Making the Case to Scale
In 2024, Hall received the David Prize — $200,000, no strings attached — a recognition that validated years of work that institutions had often dismissed. He’s been deliberate about spending it, conscious of the responsibility. The goal now is larger. He wants to build a training infrastructure: a formal pathway so that someone in Nevada, or Australia, or South Korea can search for a local Hip Hop therapist and actually find one. “I think anywhere the identification with hip hop and appreciation of it exists, so too should Hip Hop Therapy,” he says. “Which is everywhere.”

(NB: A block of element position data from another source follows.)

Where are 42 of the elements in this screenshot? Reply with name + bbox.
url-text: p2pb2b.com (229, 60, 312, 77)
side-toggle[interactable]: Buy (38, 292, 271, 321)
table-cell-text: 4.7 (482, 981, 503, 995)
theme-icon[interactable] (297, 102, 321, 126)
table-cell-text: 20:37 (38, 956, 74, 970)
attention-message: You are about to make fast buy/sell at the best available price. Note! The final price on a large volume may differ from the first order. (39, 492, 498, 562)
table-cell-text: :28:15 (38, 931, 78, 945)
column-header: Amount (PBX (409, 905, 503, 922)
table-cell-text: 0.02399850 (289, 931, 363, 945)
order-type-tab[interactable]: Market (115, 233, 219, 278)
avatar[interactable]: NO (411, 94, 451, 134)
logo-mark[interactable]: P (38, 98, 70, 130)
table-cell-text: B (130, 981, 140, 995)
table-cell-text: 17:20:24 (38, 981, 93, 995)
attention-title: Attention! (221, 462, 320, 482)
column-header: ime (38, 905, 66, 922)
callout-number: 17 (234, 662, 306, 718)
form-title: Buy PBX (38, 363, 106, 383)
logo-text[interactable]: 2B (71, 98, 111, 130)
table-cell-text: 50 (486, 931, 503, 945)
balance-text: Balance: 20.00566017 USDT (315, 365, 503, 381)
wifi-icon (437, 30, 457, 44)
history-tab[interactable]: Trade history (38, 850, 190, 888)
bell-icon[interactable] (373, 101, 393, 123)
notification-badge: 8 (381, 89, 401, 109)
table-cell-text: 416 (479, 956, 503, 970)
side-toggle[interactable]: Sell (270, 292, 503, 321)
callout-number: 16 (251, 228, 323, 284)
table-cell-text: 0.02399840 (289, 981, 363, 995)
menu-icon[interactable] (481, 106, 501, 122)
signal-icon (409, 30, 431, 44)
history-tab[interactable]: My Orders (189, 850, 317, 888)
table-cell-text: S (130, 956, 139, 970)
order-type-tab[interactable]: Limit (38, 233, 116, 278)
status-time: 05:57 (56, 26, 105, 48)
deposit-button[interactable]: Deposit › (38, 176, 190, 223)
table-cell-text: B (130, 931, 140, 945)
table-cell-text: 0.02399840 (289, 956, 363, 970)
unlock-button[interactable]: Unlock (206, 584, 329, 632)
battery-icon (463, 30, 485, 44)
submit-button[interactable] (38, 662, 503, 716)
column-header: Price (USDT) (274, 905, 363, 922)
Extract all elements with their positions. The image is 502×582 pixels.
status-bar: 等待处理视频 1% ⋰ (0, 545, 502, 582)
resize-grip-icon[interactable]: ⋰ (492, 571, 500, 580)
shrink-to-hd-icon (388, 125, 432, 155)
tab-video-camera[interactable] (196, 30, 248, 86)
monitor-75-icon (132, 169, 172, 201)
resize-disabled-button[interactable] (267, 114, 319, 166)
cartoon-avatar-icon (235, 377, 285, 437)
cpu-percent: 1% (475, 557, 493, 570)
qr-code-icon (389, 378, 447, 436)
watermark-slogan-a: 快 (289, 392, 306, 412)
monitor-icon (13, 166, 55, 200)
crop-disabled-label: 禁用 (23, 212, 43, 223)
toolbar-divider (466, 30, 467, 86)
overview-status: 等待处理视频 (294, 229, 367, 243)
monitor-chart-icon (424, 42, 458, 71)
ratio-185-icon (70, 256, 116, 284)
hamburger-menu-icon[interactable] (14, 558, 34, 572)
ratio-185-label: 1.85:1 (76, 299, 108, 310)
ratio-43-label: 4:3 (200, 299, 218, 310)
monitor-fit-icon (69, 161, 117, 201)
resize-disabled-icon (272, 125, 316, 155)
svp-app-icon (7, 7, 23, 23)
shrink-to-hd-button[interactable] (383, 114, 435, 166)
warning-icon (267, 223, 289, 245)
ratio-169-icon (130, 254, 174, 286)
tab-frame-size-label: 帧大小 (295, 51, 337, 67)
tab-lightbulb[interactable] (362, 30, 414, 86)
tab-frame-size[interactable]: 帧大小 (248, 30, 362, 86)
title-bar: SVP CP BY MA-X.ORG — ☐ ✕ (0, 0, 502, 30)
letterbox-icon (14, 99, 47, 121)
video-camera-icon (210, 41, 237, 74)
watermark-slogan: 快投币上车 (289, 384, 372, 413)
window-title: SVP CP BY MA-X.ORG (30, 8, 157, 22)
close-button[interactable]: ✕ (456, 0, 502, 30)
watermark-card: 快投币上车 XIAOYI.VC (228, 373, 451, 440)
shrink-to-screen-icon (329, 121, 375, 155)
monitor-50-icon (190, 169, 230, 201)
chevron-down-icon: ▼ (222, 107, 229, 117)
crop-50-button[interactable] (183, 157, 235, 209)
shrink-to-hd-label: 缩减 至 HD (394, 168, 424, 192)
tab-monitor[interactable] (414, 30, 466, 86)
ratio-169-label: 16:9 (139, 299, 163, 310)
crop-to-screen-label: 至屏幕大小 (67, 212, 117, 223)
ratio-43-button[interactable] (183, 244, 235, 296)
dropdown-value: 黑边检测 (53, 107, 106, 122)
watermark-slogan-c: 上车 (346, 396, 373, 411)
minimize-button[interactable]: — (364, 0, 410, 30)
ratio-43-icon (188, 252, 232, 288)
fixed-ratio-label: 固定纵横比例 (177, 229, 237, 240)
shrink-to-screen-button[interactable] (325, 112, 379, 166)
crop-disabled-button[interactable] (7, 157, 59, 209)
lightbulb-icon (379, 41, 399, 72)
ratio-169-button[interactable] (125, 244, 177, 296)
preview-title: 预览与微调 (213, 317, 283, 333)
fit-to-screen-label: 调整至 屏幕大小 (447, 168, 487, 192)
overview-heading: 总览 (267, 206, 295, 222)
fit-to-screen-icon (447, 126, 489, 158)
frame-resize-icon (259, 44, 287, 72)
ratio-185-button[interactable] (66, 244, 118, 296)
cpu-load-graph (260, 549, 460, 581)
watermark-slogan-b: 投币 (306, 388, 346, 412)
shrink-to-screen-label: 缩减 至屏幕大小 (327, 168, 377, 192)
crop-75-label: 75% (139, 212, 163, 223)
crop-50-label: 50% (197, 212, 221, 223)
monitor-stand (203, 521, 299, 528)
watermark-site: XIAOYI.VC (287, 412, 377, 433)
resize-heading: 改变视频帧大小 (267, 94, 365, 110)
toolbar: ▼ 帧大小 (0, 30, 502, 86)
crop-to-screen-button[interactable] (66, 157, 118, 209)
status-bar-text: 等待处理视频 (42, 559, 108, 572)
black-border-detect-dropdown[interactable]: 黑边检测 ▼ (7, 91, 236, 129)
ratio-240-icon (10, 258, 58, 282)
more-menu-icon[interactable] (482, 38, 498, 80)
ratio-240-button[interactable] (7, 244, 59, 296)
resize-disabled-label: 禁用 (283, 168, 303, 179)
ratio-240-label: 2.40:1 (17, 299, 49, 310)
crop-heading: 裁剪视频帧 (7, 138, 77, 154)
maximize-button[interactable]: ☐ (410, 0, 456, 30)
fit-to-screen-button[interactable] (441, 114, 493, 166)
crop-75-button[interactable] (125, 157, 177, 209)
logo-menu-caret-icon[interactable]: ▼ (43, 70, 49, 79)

Hip Hop is over fifty years old. Its practitioners and devotees span generations, continents, and tax brackets. The culture that once kept a teenager from Long Island alive in his darkest moments has taken root across the globe. “Oppression exists everywhere,” Hall says simply. “So wherever oppression exists, hip hop is being used as a tool to confront the status quo and push for equality and human rights.”
The studio at Mott Haven is proof of concept. The question Hall is now sitting with — the one Tyson’s death forced him to take seriously — is how you replicate something that works, and get it to the people who need it before they stop looking.
Hall sees a powerful role for brands in helping scale the impact of Hip Hop Therapy. Rather than seeking traditional sponsorships, he is looking for mission-aligned partners that can provide the tools young people need to create, connect, and heal through music. Many of the studio’s laptops, speakers, software licenses, headphones, and production tools have been in use for more than a decade and are beginning to age out.
Hall points to opportunities for companies such as Spotify, Live Nation, Beats by Dre, and music technology providers to donate equipment, software, or educational resources that would directly support students. Beyond product donations, he believes brands can help raise awareness of hip-hop therapy and invest in training programs that expand access to this innovative mental health approach in schools, communities, and eventually around the world.
The receipts, as Hall puts it, are there. It’s time for brands to get involved.